Footage Surfaces from Jerry Lewis' Infamous 'Day the Clown Cried' (Video)
At last, a glimpse of The Day the Clown Cried.
Jerry Lewis has sworn repeatedly over the years that he would never let the 1972 movie about a clown who led Jewish children to their deaths during the Holocaust, which he directed and starred in, see the light of day.
In the film, Lewis plays a down-on-his-luck German circus clown named Helmut Doork, arrested after drunkenly mocking Adolf Hitler and placed in a concentration camp awaiting trial. He later boards a train headed to Auschwitz packed with Jewish children, and, once there, is forced to perform for them, Pied Piper-style, as they are led to the gas chambers. Helmut joins them in the gas chamber in the film's final scene.
The unseen film, its premise seemingly ripe for epic failure, has grown into a cult-obsession for cinephiles over the years. Those few who have seen it say it is as bad as it sounds: "You're stunned," says comedian and The Simpsons voice-actor Harry Shearer, who has seen the full film, of the movie's awfulness.

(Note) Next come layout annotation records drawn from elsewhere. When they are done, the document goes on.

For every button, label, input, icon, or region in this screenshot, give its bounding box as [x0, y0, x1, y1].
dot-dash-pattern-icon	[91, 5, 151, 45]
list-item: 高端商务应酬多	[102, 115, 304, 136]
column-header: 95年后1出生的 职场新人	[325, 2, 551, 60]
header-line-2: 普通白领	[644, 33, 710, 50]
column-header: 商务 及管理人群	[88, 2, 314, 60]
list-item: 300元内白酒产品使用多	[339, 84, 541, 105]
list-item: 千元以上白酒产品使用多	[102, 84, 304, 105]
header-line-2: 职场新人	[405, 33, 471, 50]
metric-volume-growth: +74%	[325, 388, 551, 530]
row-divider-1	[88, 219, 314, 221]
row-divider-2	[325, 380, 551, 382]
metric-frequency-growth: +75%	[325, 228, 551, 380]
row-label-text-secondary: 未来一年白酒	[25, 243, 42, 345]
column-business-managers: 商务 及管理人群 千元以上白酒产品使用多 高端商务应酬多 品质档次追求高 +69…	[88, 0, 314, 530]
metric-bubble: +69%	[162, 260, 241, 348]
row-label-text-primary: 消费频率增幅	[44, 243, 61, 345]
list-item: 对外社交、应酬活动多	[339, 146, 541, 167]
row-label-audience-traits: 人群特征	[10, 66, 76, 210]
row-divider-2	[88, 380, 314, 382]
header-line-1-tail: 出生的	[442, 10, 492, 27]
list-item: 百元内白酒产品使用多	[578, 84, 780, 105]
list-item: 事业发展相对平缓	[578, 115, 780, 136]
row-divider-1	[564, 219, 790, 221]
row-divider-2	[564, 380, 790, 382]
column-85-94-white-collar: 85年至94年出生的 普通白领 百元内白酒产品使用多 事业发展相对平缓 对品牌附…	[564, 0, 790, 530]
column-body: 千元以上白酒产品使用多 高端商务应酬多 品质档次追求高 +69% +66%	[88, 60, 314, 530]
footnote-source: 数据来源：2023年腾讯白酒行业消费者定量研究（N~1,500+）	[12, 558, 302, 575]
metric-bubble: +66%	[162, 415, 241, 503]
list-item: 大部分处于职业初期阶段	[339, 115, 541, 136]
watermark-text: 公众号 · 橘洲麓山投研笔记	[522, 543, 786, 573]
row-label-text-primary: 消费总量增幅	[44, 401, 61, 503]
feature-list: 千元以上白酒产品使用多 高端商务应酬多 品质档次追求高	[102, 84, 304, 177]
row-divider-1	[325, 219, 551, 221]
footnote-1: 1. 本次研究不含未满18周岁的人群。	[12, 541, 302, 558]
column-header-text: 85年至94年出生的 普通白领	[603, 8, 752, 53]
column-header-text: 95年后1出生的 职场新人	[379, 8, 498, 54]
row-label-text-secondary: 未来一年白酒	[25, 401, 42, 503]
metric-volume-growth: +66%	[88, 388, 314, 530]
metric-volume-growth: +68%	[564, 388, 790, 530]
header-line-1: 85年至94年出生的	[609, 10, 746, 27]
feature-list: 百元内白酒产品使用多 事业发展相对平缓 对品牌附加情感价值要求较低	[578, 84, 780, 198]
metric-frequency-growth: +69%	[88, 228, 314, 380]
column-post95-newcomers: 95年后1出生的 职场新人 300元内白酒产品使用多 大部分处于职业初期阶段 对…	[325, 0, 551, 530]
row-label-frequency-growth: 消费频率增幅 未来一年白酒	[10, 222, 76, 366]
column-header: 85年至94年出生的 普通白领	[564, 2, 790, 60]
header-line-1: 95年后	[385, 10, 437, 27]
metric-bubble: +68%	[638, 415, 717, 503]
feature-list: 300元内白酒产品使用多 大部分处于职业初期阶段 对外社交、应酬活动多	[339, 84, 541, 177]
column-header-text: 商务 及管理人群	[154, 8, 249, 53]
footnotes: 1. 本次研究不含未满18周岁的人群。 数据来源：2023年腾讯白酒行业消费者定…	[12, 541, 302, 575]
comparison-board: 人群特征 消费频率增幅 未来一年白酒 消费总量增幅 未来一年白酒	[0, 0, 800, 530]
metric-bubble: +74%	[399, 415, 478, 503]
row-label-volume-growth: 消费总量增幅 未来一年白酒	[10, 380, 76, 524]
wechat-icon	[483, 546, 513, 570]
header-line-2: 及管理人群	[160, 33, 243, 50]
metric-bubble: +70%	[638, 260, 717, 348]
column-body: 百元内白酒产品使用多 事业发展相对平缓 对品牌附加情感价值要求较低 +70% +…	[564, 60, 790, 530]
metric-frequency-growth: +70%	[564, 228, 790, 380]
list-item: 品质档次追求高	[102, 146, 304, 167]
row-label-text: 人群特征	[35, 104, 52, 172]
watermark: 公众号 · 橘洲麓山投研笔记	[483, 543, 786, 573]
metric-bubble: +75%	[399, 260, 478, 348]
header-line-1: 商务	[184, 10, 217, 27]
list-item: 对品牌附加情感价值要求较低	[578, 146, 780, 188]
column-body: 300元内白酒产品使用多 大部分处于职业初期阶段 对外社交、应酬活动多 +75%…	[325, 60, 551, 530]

In this unearthed footage from a Flemish news program, we see scenes of Lewis in full costume and makeup as Doork making a paper airplane. On the set, Lewis makes notes to his script as his friends, musician Serge Gainsbourg and his girlfriend Jane Birkin, look on.
"Look on the mirror: a picture of Jerry as clown with minute directions on how the make-up is to be applied," says the narrator, translated by a YouTube commenter. "He has made a series of pictures of every character beforehand, and in the movie they have to correspond to this image."
"In terms of that film, I was embarrassed," Lewis, now 87, told an audience last January at Los Angeles' Silent Movie Theatre. "I was ashamed of the work and I was grateful that I had the power to contain it all and never let anybody see it. It was bad, bad, bad. It could have been powerful, but I slipped up."
"It will never be seen," he added. "But I'll tell you how it ends." The line drew huge laughter.
Lewis, a beloved figure in France, appeared at this year's Cannes Film Festival in support of his latest film, Max Rose. In it he plays a jazz pianist who re-examines his life after the death of his wife.